Map of life expectancy at birth from Global Education Project.

Sunday, October 31, 2021

I am not a crank

And James K. Galbraith certainly is not. In 1992, 29 years after the Kennedy assassination, congress passed  and the president signed a law stating that "all Government records concerning the assassination ... should carry a presumption of immediate disclosure, and all records should be eventually disclosed." The only reasons to delay disclosure were to protect the identity of "currently utilized" intelligence agents or sources, or disclosures that would harm the national security interest of the U.S.


Kennedy was murdered 58 years ago. It is very difficult to see how any of these conditions could possibly pertain if the truth is that Lee H. Oswald, without any assistance or collaboration, was the sole perpetrator of the assassination. And in fact, after 25 years, even the provisions in the above paragraph lapsed. In order to keep the records secret, the president has to certify that the risk to the national interest of disclosure outweighs the public interest in releasing the records. Well guess what? Joe Biden has done so. The certification is supposedly temporary and agencies are investigating whether release would harm the national interest, but what's to investigate? They presumably already know what's in the records.

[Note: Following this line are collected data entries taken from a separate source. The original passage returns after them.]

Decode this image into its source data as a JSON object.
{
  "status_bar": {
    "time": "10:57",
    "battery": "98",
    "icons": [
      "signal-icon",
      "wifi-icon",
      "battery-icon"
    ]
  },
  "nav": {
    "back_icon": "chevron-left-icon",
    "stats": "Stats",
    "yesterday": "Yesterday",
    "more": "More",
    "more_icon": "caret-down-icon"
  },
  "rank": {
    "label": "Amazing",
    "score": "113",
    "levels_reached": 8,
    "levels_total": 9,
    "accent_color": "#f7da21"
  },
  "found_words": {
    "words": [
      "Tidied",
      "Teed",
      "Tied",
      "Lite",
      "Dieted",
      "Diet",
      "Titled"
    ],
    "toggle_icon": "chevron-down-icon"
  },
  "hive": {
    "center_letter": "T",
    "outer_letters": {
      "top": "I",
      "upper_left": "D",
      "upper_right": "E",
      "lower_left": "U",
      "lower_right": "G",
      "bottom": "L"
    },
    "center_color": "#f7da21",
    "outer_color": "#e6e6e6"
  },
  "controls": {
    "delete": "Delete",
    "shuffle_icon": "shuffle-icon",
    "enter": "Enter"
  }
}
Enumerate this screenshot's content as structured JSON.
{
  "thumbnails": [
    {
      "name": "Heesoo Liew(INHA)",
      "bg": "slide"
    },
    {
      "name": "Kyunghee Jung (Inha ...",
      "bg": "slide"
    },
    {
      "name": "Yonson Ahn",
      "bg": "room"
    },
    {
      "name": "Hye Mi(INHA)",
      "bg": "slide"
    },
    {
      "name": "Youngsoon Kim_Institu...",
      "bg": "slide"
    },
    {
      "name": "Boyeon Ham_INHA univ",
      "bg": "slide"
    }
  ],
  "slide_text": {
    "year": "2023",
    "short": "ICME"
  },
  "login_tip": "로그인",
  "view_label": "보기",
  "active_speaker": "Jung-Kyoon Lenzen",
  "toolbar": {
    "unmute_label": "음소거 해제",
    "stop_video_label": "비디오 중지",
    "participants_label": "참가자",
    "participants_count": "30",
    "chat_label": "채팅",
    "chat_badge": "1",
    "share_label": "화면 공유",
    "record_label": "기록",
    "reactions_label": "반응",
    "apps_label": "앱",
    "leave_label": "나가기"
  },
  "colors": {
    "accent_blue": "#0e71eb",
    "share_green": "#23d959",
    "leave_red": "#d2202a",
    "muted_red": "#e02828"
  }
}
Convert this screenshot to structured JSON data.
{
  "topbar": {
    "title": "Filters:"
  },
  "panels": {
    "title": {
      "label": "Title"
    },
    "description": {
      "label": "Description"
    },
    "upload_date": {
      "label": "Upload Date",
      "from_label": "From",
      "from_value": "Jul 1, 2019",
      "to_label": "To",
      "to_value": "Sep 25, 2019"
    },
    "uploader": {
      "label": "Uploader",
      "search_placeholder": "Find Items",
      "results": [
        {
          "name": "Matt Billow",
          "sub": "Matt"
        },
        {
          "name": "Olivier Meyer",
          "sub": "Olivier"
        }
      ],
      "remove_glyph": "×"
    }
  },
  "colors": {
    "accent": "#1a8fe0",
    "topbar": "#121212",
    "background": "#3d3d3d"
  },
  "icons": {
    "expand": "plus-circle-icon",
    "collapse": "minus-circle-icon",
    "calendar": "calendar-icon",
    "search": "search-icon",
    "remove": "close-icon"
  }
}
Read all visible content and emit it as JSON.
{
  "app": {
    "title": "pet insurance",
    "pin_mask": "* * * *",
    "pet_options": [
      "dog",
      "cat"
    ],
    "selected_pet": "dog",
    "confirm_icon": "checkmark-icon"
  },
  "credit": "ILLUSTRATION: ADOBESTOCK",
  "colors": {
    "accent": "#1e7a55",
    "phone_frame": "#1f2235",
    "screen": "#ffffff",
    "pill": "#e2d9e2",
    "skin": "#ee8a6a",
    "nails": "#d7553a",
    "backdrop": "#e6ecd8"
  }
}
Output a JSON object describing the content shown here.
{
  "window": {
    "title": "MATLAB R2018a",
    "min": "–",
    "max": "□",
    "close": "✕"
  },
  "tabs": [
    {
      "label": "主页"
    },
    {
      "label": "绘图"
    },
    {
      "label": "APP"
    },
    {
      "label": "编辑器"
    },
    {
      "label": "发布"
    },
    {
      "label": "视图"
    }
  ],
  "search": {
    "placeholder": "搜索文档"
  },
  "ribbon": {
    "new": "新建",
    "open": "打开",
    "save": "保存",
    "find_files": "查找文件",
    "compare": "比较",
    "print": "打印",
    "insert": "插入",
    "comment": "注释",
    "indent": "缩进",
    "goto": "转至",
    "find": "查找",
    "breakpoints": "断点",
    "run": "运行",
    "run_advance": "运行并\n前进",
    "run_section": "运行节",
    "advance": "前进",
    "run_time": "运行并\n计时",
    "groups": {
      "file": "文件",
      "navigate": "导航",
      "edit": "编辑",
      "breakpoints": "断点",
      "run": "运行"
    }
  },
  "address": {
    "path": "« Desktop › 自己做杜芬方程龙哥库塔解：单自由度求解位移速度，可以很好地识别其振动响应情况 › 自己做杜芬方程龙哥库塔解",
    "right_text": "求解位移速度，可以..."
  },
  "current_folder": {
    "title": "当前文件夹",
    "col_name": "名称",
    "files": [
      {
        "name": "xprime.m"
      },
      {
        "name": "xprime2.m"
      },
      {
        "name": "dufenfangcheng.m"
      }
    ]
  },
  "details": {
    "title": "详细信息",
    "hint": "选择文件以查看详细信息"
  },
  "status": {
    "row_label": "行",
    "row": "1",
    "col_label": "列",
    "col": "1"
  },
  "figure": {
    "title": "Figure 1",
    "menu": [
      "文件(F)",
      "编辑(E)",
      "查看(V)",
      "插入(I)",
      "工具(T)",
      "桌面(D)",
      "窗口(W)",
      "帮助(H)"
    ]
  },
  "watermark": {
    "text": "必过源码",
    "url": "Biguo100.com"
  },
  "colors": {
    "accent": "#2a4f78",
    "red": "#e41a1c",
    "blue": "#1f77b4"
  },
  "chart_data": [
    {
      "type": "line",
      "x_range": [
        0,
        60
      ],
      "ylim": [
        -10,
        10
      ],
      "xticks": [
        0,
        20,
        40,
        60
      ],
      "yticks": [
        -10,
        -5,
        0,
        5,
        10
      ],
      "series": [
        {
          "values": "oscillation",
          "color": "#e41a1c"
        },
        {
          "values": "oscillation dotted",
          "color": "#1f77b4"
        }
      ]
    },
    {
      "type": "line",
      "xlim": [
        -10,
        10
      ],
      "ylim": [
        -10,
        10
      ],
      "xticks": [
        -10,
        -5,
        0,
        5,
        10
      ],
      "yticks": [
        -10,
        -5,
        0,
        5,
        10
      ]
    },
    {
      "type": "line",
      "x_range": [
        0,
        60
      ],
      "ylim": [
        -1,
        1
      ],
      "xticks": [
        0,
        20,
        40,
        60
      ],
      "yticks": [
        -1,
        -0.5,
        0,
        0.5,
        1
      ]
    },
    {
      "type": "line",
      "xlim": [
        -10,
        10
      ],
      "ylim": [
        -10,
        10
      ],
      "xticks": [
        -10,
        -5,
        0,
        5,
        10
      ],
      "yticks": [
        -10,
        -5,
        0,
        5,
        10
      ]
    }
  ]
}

Lettuce B. Kleer. I do not make any assumptions or draw any conclusions about what is really going on here. It still seems to me unlikely that we don't know the real story of the assassination. But at the very least, something else, or more than one something else, came up in the course of the investigation that no president since 1992 has wanted you to know about. Keeping those secrets is just going to keep people not believing that the true story of the assassination has been revealed.

1 comment:

mojrim said...

I have a fair amount of experience with official secrets and can tell you that, given the ongoing paranoia over the release, whatever remains hidden must be a bombshell. I've always loved how "threatens the security of the united states" can be so elastic.